Oeil patriote

Boulevard Voltaire

Par Gabriel Robin, Secrétaire général du CLIC le 14/11/2015

L’horreur absolue a frappé dans Paris hier soir. Partout. Au hasard. Ces meurtres sont signés, ils portent un nom : islamisme.

Nous avons assisté au plus terrible attentat de l’histoire de France, inédit par son mode opératoire.

Plusieurs fusillades ont éclaté dans Paris, et deux explosions produites par des kamikazes ont retenti aux abords du Stade de France pendant le match de football opposant l’équipe de France à l’Allemagne. S’en est suivi un véritable carnage dans la salle de concert du Bataclan, au cours d’un spectacle du groupe de rock américain « Eagles of Death Metal ».

Pas loin de cent victimes innocentes ont été lâchement assassinées avant l’intervention des forces de la BRI. Les terroristes ont fait usage de grenades et de fusils d’assaut de type AK-47. Le scénario redouté, et prévisible, d’attentats multiples coordonnés s’est produit. Nous sommes rentrés dans l’ère de l’hyper-terrorisme, et la date du 13 novembre 2015 sera à marquer d’une pierre noire. Le cours de l’histoire a définitivement changé.

Faut-il en ce jour de deuil répéter à nouveau ce que nous nous évertuons à dire depuis déjà des années ?

Oui, il existe une France hors la France, une jeunesse qui a trop longtemps été excusée, une jeunesse issue de l’immigration qui ne se reconnaît pas dans notre civilisation, une jeunesse qui ne s’est pas assimilée.

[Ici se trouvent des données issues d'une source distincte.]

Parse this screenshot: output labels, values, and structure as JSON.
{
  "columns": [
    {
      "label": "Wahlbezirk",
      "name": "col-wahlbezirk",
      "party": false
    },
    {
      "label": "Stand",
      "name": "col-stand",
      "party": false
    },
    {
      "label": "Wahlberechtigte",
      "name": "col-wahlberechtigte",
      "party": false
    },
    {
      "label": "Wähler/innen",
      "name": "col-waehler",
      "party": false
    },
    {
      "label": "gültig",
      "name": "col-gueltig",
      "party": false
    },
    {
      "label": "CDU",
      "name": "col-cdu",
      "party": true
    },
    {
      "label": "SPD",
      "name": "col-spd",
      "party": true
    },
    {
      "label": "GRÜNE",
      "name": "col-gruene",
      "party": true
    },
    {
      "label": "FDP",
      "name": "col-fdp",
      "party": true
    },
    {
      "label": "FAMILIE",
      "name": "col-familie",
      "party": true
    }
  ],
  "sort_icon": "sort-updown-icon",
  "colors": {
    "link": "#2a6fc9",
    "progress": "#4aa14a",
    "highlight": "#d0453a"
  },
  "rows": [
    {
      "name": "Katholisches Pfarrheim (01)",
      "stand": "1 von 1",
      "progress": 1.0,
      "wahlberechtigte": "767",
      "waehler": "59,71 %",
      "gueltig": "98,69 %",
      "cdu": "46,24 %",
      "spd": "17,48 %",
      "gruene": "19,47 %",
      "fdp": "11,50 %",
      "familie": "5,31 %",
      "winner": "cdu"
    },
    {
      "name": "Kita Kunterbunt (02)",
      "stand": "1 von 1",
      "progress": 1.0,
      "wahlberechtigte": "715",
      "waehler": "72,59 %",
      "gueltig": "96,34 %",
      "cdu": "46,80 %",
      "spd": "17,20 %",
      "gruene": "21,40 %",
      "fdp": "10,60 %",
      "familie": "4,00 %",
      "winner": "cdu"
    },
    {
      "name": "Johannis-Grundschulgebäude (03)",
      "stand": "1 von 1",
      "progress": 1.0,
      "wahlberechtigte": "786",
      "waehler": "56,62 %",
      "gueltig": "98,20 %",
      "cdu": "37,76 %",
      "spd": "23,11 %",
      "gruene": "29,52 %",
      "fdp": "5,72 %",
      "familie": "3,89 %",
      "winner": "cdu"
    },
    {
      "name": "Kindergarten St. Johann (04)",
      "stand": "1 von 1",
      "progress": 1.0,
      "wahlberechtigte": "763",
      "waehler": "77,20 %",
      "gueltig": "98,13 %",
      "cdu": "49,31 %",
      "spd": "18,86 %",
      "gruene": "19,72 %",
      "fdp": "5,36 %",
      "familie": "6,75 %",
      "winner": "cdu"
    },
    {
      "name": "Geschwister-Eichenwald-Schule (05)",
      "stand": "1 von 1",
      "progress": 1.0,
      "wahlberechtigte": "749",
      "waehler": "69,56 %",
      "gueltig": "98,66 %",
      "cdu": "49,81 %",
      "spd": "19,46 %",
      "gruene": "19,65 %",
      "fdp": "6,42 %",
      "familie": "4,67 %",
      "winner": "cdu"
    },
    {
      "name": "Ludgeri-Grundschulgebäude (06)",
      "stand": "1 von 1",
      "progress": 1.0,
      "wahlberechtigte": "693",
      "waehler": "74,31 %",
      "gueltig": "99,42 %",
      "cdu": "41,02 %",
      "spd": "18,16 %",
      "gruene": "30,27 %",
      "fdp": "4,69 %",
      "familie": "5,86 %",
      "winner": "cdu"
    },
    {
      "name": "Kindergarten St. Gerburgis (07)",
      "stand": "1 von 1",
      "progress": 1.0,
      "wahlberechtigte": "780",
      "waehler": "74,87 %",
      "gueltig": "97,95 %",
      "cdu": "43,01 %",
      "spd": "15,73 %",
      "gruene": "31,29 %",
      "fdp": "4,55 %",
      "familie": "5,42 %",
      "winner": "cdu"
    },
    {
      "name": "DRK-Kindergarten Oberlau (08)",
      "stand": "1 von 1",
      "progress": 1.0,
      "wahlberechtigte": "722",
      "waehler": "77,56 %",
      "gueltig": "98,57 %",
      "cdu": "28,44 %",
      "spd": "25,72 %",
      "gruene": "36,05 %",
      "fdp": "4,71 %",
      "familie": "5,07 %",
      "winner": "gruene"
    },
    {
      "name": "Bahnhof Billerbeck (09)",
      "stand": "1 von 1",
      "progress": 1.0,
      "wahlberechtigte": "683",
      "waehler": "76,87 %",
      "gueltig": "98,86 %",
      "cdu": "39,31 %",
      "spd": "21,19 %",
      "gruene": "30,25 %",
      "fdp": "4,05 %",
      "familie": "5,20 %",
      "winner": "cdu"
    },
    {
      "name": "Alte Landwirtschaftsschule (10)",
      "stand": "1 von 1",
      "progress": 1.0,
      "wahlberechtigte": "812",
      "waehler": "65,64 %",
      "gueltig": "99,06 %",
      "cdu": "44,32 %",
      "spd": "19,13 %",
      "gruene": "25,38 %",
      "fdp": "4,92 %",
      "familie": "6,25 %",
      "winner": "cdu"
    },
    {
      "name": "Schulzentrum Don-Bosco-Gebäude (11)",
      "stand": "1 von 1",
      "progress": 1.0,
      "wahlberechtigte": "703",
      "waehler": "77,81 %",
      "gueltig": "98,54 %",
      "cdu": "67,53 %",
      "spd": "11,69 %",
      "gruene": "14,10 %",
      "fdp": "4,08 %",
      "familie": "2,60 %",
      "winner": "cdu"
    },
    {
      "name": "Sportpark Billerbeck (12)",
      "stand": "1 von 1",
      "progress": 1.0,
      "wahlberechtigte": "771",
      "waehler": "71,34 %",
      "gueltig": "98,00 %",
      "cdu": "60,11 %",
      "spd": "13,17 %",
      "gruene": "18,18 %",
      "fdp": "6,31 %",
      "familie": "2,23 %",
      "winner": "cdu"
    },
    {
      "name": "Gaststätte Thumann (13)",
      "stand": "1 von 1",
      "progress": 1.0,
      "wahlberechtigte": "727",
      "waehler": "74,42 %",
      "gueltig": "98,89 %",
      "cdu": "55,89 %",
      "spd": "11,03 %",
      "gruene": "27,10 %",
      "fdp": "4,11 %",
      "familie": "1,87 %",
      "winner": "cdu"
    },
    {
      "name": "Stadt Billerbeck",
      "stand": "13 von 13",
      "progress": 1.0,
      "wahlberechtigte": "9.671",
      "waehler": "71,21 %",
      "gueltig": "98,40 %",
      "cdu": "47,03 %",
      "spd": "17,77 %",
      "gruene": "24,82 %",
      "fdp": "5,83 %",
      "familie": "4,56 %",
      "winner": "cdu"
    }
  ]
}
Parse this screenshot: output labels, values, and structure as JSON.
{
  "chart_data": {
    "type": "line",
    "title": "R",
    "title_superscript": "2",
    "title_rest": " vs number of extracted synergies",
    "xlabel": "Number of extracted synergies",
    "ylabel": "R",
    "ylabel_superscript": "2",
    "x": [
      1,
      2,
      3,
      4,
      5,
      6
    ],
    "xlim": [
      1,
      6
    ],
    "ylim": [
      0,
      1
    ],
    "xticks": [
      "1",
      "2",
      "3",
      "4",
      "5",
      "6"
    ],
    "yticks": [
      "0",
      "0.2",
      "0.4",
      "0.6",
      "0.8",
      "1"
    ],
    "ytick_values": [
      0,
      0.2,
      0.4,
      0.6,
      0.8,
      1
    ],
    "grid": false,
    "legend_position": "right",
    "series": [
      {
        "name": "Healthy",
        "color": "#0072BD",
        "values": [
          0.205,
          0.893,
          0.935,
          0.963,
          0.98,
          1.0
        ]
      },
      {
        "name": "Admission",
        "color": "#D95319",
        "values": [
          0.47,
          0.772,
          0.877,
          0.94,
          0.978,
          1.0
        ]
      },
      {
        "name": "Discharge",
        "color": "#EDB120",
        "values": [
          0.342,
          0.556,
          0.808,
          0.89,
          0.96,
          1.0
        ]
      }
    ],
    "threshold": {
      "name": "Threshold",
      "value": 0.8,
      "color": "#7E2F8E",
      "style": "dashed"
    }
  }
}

Oui, une partie de la jeunesse autochtone se convertit, par désœuvrement spirituel ou pour être acceptée dans certaines parties du territoire national.

Oui, la France a commis de multiples erreurs géostratégiques, en Libye, en Syrie, et ailleurs.

Oui, notre justice a été trop laxiste, laissant des personnes se radicaliser en prison, puis en sortir et commettre l’horreur.

Oui, nos frontières sont poreuses, et le sont depuis trop longtemps.

Oui, les mosquées salafistes ont prospéré partout.

Oui, nous avons dit qu’il fallait désarmer les banlieues de toute urgence.

Oui, nous avons affirmé qu’il y avait des terroristes dans les bateaux de migrants clandestins.

Oui, nos dirigeants se sont rendus coupables de laxisme en ne voulant pas nommer l’ennemi ; pire, en le flattant parfois.

Oui, Bernard Cazeneuve prétendait récemment que « prôner le djihad » n’était pas un délit.

Oui, tout ça nous le savons par cœur.

Nous avons été des lanceurs d’alerte. Pour quel résultat ?

Des morts par centaines, un pouvoir autiste, et une intelligentsia niant la réalité. Si vous dites la vérité cinq minutes avant les autres, vous passerez pour fou pendant cinq minutes.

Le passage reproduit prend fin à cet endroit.